Message-Id: <m0rwuor-0006jHC@cass00.ast.cam.ac.uk>
Date: Thu, 6 Apr 95 17:54 BST
From: drtr@ast.cam.ac.uk (David Robinson)
To: new-httpd@hyperreal.com
Subject: Re: Harvest cache now available as an ``httpd accelerator'' (fwd)
Content-Length: 1646
Sender: owner-new-httpd@hyperreal.com
Precedence: bulk
Reply-To: new-httpd@hyperreal.com

Brian wrote:
> There are two possibilities I see here:
>
>1) Create a generalized caching system for any file that pays attention 
>to everything it *needs* to - content negotiation, authentication, 
>modification times, scripts, everything.  This is a big undertaking, one 
>that's difficult to get right and will mean the code base will get very 
>big.
>
>2) Have an interface for manual selection of files to cache.  I.e., the 
>administrator specifies a list of files (or subdirectories, etc) that 
>they know are not susceptible to authentication or content negotiation or 
>server-side includes, and when httpd fires up it loads those (few) pages 
>into memory.  This works on the principle that a sizeable percentage 
>of web hits come from a limited number (10-20) of pages and inlined 
>images.  A stat() should still be run for every access to in-memory files 
>since they could change or whatnot.  

I would prefer 1, on the grounds of ease of administration.
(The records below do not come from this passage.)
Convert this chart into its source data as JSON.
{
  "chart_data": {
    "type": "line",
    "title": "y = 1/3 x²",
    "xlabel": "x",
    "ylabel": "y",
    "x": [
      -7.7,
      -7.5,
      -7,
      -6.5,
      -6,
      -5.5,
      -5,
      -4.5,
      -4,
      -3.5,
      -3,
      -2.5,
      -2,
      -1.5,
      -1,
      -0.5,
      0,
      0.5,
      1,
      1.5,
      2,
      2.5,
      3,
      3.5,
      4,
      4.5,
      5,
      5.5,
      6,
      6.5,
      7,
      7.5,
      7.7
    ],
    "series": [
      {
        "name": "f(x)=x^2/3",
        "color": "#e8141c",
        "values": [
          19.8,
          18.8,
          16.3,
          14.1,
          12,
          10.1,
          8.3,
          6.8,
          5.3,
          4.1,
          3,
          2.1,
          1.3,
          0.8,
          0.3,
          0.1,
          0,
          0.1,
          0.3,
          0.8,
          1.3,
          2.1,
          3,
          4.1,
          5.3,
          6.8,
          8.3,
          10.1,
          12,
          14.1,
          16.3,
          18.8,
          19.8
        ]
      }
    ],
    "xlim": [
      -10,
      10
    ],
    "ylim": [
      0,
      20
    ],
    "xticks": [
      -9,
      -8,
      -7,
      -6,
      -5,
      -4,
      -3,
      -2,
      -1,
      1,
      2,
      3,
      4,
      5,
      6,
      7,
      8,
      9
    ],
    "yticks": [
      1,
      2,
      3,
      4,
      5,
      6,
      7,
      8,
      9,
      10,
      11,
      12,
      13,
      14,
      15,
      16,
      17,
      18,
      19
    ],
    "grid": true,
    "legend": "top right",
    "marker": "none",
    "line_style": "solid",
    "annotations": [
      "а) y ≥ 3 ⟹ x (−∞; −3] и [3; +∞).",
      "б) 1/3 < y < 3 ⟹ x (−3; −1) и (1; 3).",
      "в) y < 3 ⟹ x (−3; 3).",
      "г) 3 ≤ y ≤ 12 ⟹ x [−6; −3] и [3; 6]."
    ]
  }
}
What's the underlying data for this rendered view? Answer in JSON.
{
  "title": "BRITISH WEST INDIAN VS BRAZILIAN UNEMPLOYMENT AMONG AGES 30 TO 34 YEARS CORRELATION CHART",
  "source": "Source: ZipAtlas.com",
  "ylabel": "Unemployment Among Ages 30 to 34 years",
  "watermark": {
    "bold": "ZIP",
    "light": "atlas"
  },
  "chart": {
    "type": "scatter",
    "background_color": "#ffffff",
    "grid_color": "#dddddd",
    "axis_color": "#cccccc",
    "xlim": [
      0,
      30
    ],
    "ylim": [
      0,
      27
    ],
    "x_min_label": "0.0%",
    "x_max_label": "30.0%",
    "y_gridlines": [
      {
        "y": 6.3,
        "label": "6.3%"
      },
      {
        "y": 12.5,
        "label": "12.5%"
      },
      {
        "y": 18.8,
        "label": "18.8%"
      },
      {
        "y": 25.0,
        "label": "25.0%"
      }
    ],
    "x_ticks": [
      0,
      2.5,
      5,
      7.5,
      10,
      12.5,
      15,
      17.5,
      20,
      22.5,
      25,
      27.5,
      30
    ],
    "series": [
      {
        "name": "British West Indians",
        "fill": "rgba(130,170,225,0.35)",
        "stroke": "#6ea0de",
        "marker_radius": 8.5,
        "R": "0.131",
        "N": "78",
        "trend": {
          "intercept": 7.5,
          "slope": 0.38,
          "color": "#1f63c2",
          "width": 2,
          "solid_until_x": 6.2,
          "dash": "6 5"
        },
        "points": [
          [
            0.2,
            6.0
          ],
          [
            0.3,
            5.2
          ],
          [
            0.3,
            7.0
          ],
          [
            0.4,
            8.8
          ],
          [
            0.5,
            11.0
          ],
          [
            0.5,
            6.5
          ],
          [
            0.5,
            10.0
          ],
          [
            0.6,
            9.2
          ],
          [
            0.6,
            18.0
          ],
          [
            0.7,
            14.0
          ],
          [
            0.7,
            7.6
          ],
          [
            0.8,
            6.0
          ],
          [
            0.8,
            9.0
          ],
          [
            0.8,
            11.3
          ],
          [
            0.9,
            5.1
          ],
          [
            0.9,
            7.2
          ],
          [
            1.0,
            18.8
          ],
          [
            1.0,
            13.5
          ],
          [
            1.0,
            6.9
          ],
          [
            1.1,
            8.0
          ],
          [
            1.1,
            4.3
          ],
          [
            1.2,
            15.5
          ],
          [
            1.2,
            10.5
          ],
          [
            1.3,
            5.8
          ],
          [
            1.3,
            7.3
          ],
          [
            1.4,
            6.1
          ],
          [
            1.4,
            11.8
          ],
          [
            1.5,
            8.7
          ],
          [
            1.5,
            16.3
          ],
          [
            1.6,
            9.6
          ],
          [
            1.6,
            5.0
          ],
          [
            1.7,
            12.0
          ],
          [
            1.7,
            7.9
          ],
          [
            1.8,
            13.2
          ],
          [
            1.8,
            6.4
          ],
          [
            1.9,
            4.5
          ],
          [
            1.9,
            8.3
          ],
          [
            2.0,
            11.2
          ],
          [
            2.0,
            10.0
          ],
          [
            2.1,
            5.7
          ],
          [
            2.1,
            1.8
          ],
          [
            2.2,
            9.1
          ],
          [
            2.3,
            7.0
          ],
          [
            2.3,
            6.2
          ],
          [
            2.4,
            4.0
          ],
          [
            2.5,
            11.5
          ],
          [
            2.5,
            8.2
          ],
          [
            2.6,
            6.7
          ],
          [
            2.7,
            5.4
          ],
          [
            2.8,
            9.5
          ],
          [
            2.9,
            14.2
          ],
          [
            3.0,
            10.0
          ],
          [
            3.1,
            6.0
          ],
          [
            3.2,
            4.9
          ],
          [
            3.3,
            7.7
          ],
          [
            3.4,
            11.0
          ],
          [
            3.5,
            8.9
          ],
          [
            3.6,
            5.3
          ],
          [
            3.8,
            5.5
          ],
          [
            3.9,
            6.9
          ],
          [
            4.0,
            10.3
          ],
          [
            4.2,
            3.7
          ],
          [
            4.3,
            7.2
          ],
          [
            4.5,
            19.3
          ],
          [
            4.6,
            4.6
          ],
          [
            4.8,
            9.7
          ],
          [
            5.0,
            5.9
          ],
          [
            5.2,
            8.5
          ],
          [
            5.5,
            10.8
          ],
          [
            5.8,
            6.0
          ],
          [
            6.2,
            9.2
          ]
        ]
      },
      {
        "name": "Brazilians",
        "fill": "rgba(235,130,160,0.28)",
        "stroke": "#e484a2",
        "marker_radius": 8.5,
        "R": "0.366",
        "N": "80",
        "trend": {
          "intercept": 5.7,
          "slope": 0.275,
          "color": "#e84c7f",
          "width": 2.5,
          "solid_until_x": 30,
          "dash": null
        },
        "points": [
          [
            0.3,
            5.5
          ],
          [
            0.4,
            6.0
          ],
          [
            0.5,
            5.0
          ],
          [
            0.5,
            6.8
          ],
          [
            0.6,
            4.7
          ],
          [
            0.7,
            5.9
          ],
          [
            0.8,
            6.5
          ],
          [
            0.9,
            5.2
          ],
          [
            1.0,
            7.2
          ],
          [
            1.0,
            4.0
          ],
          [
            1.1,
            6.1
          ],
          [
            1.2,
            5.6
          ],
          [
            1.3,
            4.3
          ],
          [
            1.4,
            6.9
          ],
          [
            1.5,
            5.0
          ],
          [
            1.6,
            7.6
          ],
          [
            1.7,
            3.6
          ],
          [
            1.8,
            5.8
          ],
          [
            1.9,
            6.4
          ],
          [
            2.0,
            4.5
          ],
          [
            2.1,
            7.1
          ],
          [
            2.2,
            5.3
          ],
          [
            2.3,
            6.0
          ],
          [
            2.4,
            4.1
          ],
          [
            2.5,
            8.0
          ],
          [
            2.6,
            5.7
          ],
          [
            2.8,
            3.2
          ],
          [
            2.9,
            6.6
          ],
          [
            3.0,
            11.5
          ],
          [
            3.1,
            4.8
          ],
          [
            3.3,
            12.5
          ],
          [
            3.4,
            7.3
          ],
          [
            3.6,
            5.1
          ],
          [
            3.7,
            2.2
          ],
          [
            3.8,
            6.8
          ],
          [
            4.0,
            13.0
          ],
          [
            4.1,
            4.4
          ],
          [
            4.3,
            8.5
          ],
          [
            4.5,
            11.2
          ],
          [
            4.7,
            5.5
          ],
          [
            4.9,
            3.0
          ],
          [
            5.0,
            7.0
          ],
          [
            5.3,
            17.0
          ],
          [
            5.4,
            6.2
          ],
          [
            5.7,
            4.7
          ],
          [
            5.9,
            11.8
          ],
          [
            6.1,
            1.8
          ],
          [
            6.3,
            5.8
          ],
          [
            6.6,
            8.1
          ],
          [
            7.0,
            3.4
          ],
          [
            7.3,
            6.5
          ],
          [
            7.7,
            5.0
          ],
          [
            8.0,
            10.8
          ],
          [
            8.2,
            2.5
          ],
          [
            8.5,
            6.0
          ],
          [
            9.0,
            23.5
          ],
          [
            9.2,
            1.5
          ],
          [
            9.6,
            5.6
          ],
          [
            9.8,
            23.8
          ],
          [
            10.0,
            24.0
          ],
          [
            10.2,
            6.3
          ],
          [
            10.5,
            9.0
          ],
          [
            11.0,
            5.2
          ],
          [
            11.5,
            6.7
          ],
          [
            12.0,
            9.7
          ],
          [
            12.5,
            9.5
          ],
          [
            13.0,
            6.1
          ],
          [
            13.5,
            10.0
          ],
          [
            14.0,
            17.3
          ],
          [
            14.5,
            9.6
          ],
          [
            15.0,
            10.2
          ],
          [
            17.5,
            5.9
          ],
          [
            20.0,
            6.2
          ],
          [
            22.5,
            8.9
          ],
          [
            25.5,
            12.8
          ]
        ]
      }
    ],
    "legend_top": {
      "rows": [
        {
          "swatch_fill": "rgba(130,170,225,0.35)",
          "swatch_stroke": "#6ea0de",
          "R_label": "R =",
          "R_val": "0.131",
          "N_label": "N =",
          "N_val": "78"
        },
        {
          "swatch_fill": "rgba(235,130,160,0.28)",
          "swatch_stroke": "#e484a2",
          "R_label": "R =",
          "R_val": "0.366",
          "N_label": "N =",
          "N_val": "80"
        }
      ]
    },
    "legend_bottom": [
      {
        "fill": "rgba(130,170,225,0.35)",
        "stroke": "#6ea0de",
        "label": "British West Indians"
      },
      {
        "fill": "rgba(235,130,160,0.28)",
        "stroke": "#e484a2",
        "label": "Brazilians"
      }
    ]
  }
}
It need not be
as bad as you make it sound; you can always not bother caching the difficult
cases.


>The question for both is - is this really going to be faster on a machine 
>with good I/O characteristics and large disk caches?  All we're really 
>saving by using an in-memory cache is a read from disk - is this really a 
>sizeable percentage of anyone's gprof output?  If not (and I'd be 
>surprised if it was actually) I would think our time would be better 
>spent in other performance improvements like the NCSA1.4-style hunt group 
>daemon model....

No, its all the CPU processing and file stat'ing which you save.
Some profiling is probably needed first.

 David.